I'd strongly recommend that you drop all of the wikibase composer dependencies from WikibaseLexeme etc.. They're all pulled in by Wikibase itself, and you actually care about those versions, as otherwise the code in Wikibase you're depending on will die.

In T279898#7027938, @Jdforrester-WMF wrote:

The plan is to get phan fast enough that we can merge it into the regular composer test job in all repos, at which point it'll be covered everywhere equally. See T226945: Decide on future of running Phan tests on release branches for more details.

I guess (but didn't check) that this would also solve the problem as jobs already exist doing composer test for mediawiki-vendor & composer install

It would.

What ever happened to us offloading some of our CI workloads onto other cloudy providers?
That would make everything go much faster with very little effort

[2021-01-22 20:25:58] <addshore> James_F: mildly interesting, i ran a wmf-quibble-selenium-php72-docker job that had run on jenkins on github actions just to see what the test execution time was, 23 mins on jenkins, 16 mins on Github Actions https://usercontent.irccloud-cdn.com/file/0HH0fiSK/image.png

The team made the decision to migrate to replace the current 'legacy' CI system (to GitLab, as you may have heard). Most of the effort is going into that, AIUI.
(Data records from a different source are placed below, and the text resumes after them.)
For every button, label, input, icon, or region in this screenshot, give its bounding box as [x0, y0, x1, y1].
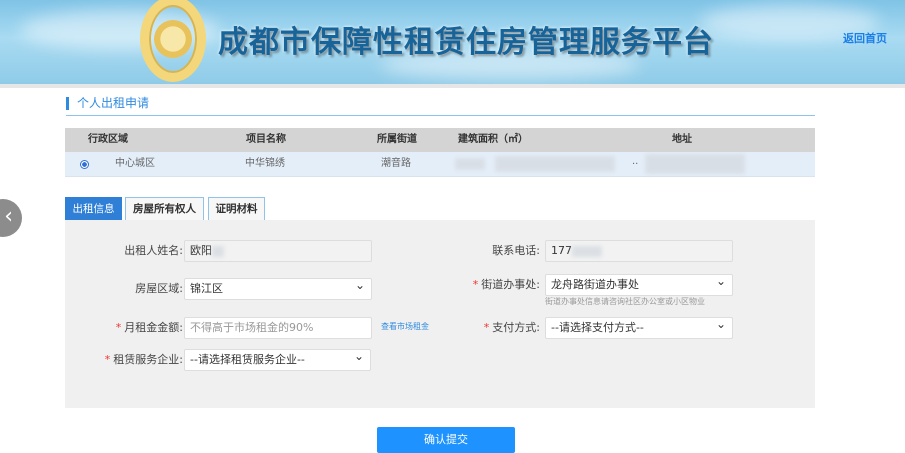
street-office-label-text: 街道办事处:	[481, 278, 540, 291]
name-field[interactable]: 欧阳	[184, 240, 372, 262]
required-mark: *	[115, 321, 122, 334]
column-header: 所属街道	[377, 134, 417, 145]
redacted-name	[212, 245, 224, 257]
column-header: 建筑面积（㎡）	[458, 134, 528, 145]
street-cell: 潮音路	[381, 158, 411, 169]
name-label: 出租人姓名:	[124, 244, 183, 257]
section-title: 个人出租申请	[66, 97, 149, 110]
tab-documents[interactable]: 证明材料	[208, 197, 265, 220]
address-cell: ..	[632, 156, 639, 167]
required-mark: *	[104, 353, 111, 366]
table-header: 行政区域 项目名称 所属街道 建筑面积（㎡） 地址	[65, 128, 815, 152]
payment-select[interactable]: --请选择支付方式--	[545, 314, 733, 339]
name-value: 欧阳	[190, 244, 212, 257]
logo-emblem	[140, 0, 206, 82]
rent-input[interactable]: 不得高于市场租金的90%	[184, 317, 372, 339]
column-header: 项目名称	[246, 134, 286, 145]
required-mark: *	[472, 278, 479, 291]
rent-label-text: 月租金金额:	[124, 321, 183, 334]
chevron-left-icon[interactable]: ‹	[0, 199, 22, 237]
table-row[interactable]: 中心城区 中华锦绣 潮音路 ..	[65, 152, 815, 177]
district-cell: 中心城区	[115, 158, 155, 169]
service-company-label-text: 租赁服务企业:	[113, 353, 183, 366]
project-cell: 中华锦绣	[245, 158, 285, 169]
row-radio[interactable]	[80, 160, 89, 169]
street-office-hint: 街道办事处信息请咨询社区办公室或小区物业	[545, 297, 705, 306]
column-header: 行政区域	[88, 134, 128, 145]
region-label: 房屋区域:	[135, 282, 183, 295]
rent-label: * 月租金金额:	[80, 317, 183, 339]
submit-button[interactable]: 确认提交	[377, 427, 515, 453]
tab-rental-info[interactable]: 出租信息	[65, 197, 122, 220]
street-office-label: * 街道办事处:	[440, 274, 540, 296]
redacted-phone	[572, 245, 602, 257]
phone-value: 177	[551, 244, 572, 257]
header-banner: 成都市保障性租赁住房管理服务平台 返回首页	[0, 0, 905, 84]
site-title: 成都市保障性租赁住房管理服务平台	[218, 25, 714, 60]
home-link[interactable]: 返回首页	[843, 30, 887, 46]
region-select[interactable]: 锦江区	[184, 275, 372, 300]
market-rent-link[interactable]: 查看市场租金	[381, 321, 429, 332]
section-divider	[66, 115, 815, 116]
required-mark: *	[483, 321, 490, 334]
redacted-address	[495, 156, 615, 172]
header-divider	[0, 84, 905, 88]
tab-owner[interactable]: 房屋所有权人	[125, 197, 204, 220]
phone-field[interactable]: 177	[545, 240, 733, 262]
payment-label-text: 支付方式:	[492, 321, 540, 334]
service-company-select[interactable]: --请选择租赁服务企业--	[184, 346, 371, 371]
redacted-area	[455, 158, 485, 170]
street-office-select[interactable]: 龙舟路街道办事处	[545, 271, 733, 296]
redacted-address	[645, 154, 745, 174]
service-company-label: * 租赁服务企业:	[70, 349, 183, 371]
phone-label: 联系电话:	[492, 244, 540, 257]
payment-label: * 支付方式:	[440, 317, 540, 339]
column-header: 地址	[672, 134, 692, 145]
The problem with the legacy CI is not infrastructure/speed, it's complexity and centralised control. Adding more centralised complexity will not make things better.

You're meant to use MW's extension dependency system to depend on the extension that provides the composer dependency (in your case, Wikibase).

Sounds like we need to update https://www.mediawiki.org/wiki/Manual:External_libraries
But it does sound like this should be a mainly workable solution that would remove some of this complexity (for now).